Crystal

class distribution
classical confusion matrix
classical per class metrics
cnn confusion matrix
cnn per class metrics
feature importance
tsne cnn
tsne handcrafted
sample images

Inspiration

The human tear is more than just a lubricant; it is a complex biological fluid containing markers for systemic health. Microscopic analysis of tear ferning (the patterns formed as tears desiccate) offers a non-invasive window into the body. However, manually interpreting these intricate, fractal-like crystals is highly subjective and requires expert training. We were inspired to digitize this process, creating an objective "digital biopsy" of the tear film.

What it does

CrystaLens (formerly Crystal) is an automated diagnostic pipeline that classifies tear film microscopy images into five categories: Diabetes, Glaucoma, Multiple Sclerosis, Dry Eye (Suche Oko), and Healthy (ZdraviLudia). It uses a dual-engine approach, analyzing both the mathematical "texture" of the crystals and the deep visual hierarchies within the images to provide a high-confidence diagnostic suggestion.

How we built it

We built a multi-stage hybrid AI pipeline:

Preprocessing: We implemented a custom duplicate detection script using SSIM (Structural Similarity Index) to ensure dataset integrity.

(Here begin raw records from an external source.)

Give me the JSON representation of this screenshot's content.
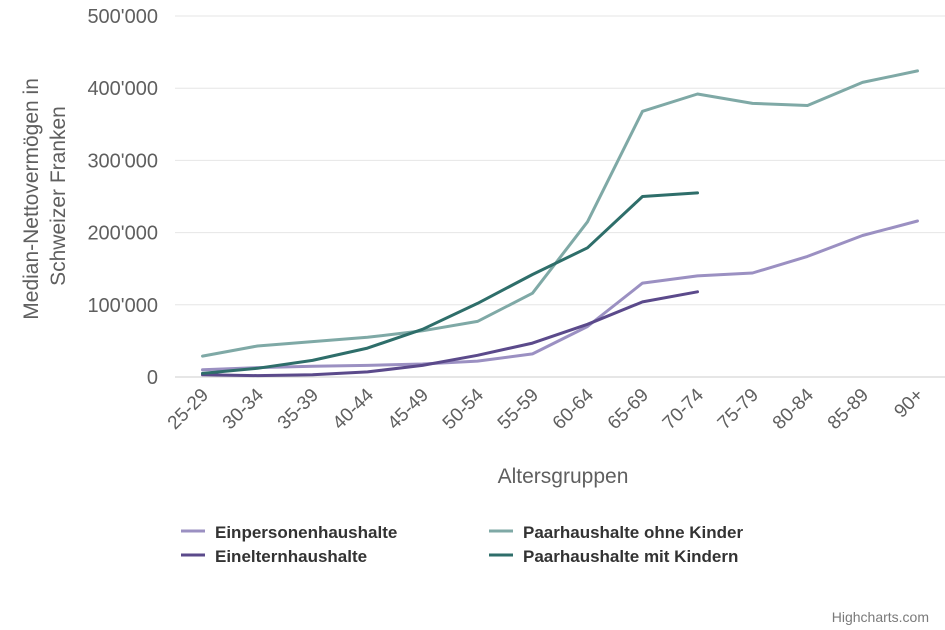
{
  "chart_data": {
    "type": "line",
    "title": "",
    "xlabel": "Altersgruppen",
    "ylabel_lines": [
      "Median-Nettovermögen in",
      "Schweizer Franken"
    ],
    "ylim": [
      0,
      500000
    ],
    "y_ticks": [
      0,
      100000,
      200000,
      300000,
      400000,
      500000
    ],
    "y_tick_labels": [
      "0",
      "100'000",
      "200'000",
      "300'000",
      "400'000",
      "500'000"
    ],
    "categories": [
      "25-29",
      "30-34",
      "35-39",
      "40-44",
      "45-49",
      "50-54",
      "55-59",
      "60-64",
      "65-69",
      "70-74",
      "75-79",
      "80-84",
      "85-89",
      "90+"
    ],
    "grid": true,
    "legend_position": "bottom",
    "series": [
      {
        "name": "Einpersonenhaushalte",
        "color": "#9b90c2",
        "values": [
          10000,
          13000,
          15000,
          16000,
          18000,
          22000,
          32000,
          70000,
          130000,
          140000,
          144000,
          167000,
          196000,
          216000
        ]
      },
      {
        "name": "Paarhaushalte ohne Kinder",
        "color": "#7fa9a6",
        "values": [
          29000,
          43000,
          49000,
          55000,
          64000,
          77000,
          116000,
          215000,
          368000,
          392000,
          379000,
          376000,
          408000,
          424000
        ]
      },
      {
        "name": "Eineltern­haushalte",
        "color": "#5b4a8b",
        "values": [
          3000,
          2000,
          3000,
          7000,
          16000,
          30000,
          47000,
          73000,
          104000,
          118000,
          null,
          null,
          null,
          null
        ]
      },
      {
        "name": "Paarhaushalte mit Kindern",
        "color": "#2e6e6a",
        "values": [
          5000,
          12000,
          23000,
          40000,
          66000,
          102000,
          142000,
          179000,
          250000,
          255000,
          null,
          null,
          null,
          null
        ]
      }
    ],
    "credit": "Highcharts.com"
  }
}
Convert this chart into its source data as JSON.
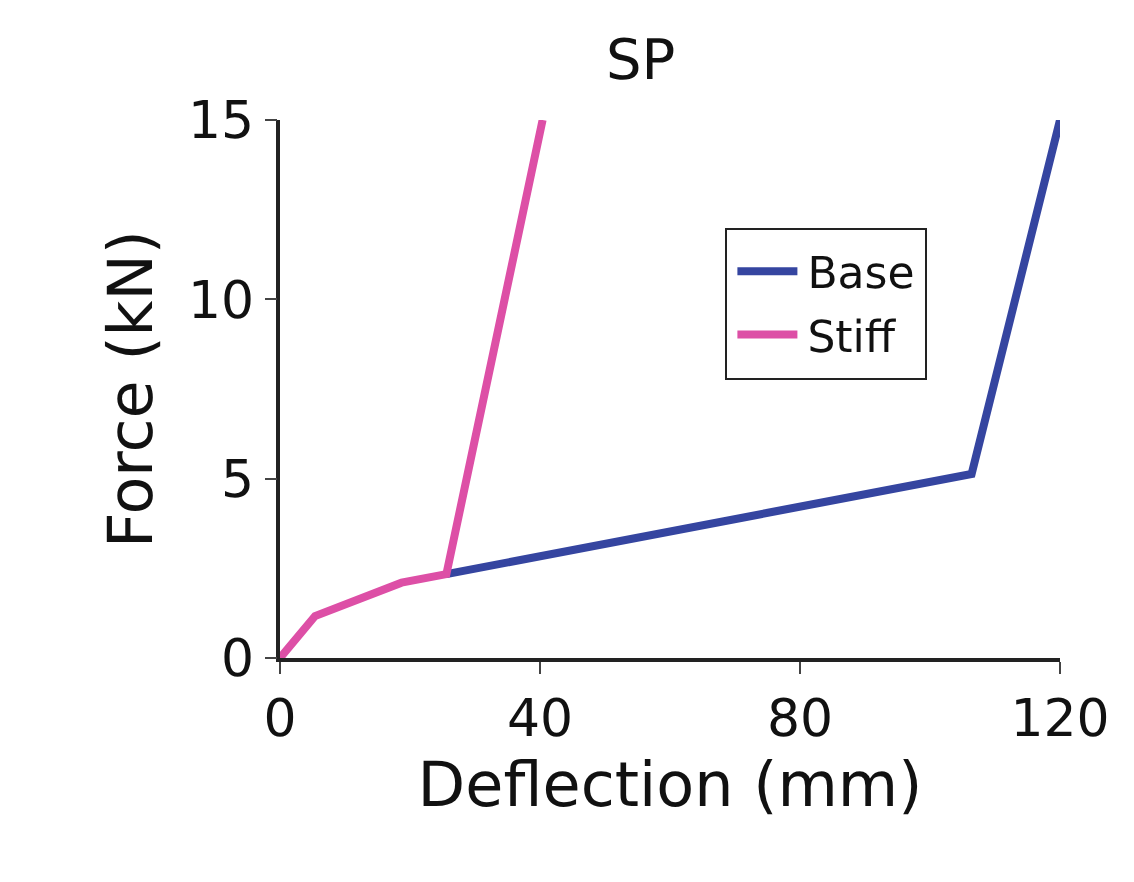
{
  "chart_data": {
    "type": "line",
    "title": "SP",
    "xlabel": "Deflection (mm)",
    "ylabel": "Force (kN)",
    "xlim": [
      0,
      120
    ],
    "xticks": [
      0,
      40,
      80,
      120
    ],
    "ylim": [
      0,
      15
    ],
    "yticks": [
      0,
      5,
      10,
      15
    ],
    "legend": "top right",
    "marker": "none",
    "line_style": "solid",
    "series": [
      {
        "name": "Base",
        "color": "#3545a0",
        "x": [
          25.6,
          106.4,
          120
        ],
        "values": [
          2.34,
          5.13,
          15
        ]
      },
      {
        "name": "Stiff",
        "color": "#dd4fa6",
        "x": [
          0,
          5.4,
          18.7,
          25.6,
          40.4
        ],
        "values": [
          0,
          1.17,
          2.1,
          2.34,
          15
        ]
      }
    ]
  }
}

Classical ML Engine: We extracted over 100 handcrafted features, including GLCM (texture), Hu Moments (shape), and Gabor Filters (frequency), feeding them into a Soft-Voting Ensemble of Random Forest, SVM, and Gradient Boosting.

Deep Learning Engine: We utilized EfficientNet-B0 (via PyTorch) to capture complex features that manual extraction might miss.

Hybrid Fusion: We developed a Late Fusion module that averages the class probabilities from both engines, significantly boosting the weighted F1-score and reducing false negatives.

Analytics Suite: A comprehensive reporting tool generates t-SNE visualizations, confusion matrices, and feature importance charts to make the "black box" of AI more interpretable for clinicians.

Challenges we ran into

Class Imbalance: Certain conditions had significantly fewer samples. We addressed this by integrating SMOTE (Synthetic Minority Over-sampling Technique) into our classical training pipeline and using stratified cross-validation.

High Intra-Class Variability: Tear crystals can look different depending on the drying environment. We overcame this by using Test-Time Augmentation (TTA) during prediction to ensure the model stayed robust across different rotations and scales.

Feature Alignment: Aligning the predictions from the CNN (which processes raw pixels) with the Classical ML (which processes CSV-based features) required building a robust indexing system based on file paths.

Accomplishments that we're proud of

Hybrid Accuracy: Achieving a higher F1-score through ensemble fusion than either the CNN or Classical ML could achieve alone.

Explainability: We successfully mapped specific mathematical features (like "Gabor energy" and "Edge density") to disease states, providing a "why" behind the AI's decision.

Scalable Architecture: The project is modularized so that new diseases or image types can be added with minimal code changes.

What we learned

We learned that in medical imaging, "Deep Learning" isn't always a silver bullet. Handcrafted texture features still hold immense value, especially when data is limited. We also deepened our understanding of Late Fusion and the importance of t-SNE in validating whether a model has actually learned to distinguish between similar-looking pathologies.